Ainsi, compte tenu des caractéristiques actuelles, on peut conclure que les particularités comportementales, de communication, sociales et sensorielles vont dans le sens d’un diagnostic de Trouble du Spectre de l’Autisme sans Déficience Intellectuelle. Selon la CIM-10, Francis présente un Trouble Envahissant du Développement (TED) de type Syndrome d’Asperger.

Sur la base de ces résultats, Francis pourrait bénéficier de séances de remédiation cognitive et sociale. L’objectif de ces séances serait de permettre à Francis de revenir sur ses difficultés interactionnelles vécues afin de mieux les comprendre, de mieux les appréhender dans son quotidien et ainsi développer des relations sociales plus sereines.

Examen réussi.

1683 : Yaoya Oshichi est brûlée vive. C’était une jeune fille de seize ans qui avait tenté de provoquer un incendie à Edo pour ne pas être séparée du jeune garçon qu’elle aimait.

Samedi 30 mars

Je relis la troisième lettre de Sénèque à Lucilius afin de rassurer la gentille dame de l’autisme, qui doit beaucoup s’inquiéter pour moi, en apprenant à développer des relations sociales plus sereines. Il explique en effet comment choisir ses amis.

Mais si tu tiens pour ami l’homme en qui tu n’as pas autant de foi qu’en toi-même, ton erreur est grave et tu connais peu le grand caractère de la véritable amitié. Délibère sur tout avec l’homme de ton choix, mais sur lui-même au moment de choisir.

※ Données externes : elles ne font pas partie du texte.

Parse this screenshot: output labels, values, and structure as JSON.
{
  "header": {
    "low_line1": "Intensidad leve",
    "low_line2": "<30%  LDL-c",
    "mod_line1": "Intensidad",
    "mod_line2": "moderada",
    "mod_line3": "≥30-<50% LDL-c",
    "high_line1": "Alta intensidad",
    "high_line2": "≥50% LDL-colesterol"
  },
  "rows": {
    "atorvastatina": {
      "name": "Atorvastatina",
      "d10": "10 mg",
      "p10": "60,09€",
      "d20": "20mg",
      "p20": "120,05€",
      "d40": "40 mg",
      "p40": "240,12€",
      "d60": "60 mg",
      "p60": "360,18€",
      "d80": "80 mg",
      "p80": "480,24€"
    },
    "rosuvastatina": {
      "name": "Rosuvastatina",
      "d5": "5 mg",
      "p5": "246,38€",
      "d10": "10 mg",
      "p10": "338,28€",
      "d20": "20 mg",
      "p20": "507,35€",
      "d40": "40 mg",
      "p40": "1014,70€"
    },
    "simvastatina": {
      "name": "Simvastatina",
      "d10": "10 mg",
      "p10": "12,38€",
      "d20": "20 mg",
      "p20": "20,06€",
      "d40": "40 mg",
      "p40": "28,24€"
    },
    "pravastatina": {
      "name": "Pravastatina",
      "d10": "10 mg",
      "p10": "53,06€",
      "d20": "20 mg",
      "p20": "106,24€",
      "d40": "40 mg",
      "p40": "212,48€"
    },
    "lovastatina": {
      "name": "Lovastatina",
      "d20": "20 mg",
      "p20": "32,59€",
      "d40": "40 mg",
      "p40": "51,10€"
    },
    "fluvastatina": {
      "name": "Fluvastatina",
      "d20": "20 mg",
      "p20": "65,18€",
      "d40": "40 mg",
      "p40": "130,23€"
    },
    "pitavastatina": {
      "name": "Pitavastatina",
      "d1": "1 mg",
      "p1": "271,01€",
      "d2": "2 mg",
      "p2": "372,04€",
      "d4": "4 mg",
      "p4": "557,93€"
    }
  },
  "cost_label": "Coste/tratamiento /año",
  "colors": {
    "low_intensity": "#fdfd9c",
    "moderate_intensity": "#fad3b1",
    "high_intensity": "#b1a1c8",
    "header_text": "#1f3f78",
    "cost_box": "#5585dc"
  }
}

Ami, sois confiant ; avant d’être ami, sois juge. Or ils prennent au rebours et intervertissent leurs devoirs ceux qui, contrairement aux préceptes de Théophraste, n’examinent qu’après s’être attachés et se détachent après l’examen.

Réfléchis longtemps sur l’adoption d’un ami ; une fois décidé, ouvre toute ton âme pour le recevoir ; parle aussi hardiment devant lui qu’à toi-même.

Vis en sorte que tu n’aies rien à t’avouer qui ne puisse l’être même à ton ennemi ; mais comme il survient de ces choses que l’usage est de tenir cachées, avec ton ami du moins que tous tes soucis, toutes tes pensées soient en commun.

Comme on peut le voir, ce n’est pas si facile, et je ne vais tout de même pas me jeter sur le premier venu.

1844 : naissance de Paul Verlaine.

Dimanche 31 mars

Visite à la nouvelle maison, accompagné d’amis architectes-géobiologues ; je leur montre l’endroit où j’aimerais faire creuser une mare — ou la creuser moi-même — pour y attirer les grenouilles et autres batraciens, ainsi que ceux où se trouveront le potager et le jardin-forêt.

Je m’agite tant et si bien que je dois m’asseoir un instant.

Ils sont venus avec leur petite fille, qui insiste pour que je lui lui lise tous les livres qu’elle a amenés avec elle ; heureusement, ce sont de bonnes histoires.

Je lis tellement bien, en faisant les différentes voix, qu’elle veut que je recommence chaque fois.

Lorsque je n’en puis plus, je la mets au défi de courir jusqu’au fond du jardin et d’en revenir le plus vite possible tandis que je la chronomètre : les herbes sont si hautes, et ses jambes si courtes, qu’elle me laisse en paix longtemps avant de revenir me trouver.

Je peux alors l’engager à repartir pour battre son record.

2016 : mort de l’écrivain hongrois Imre Kertzsz, auteur du magnifique Être sans destin.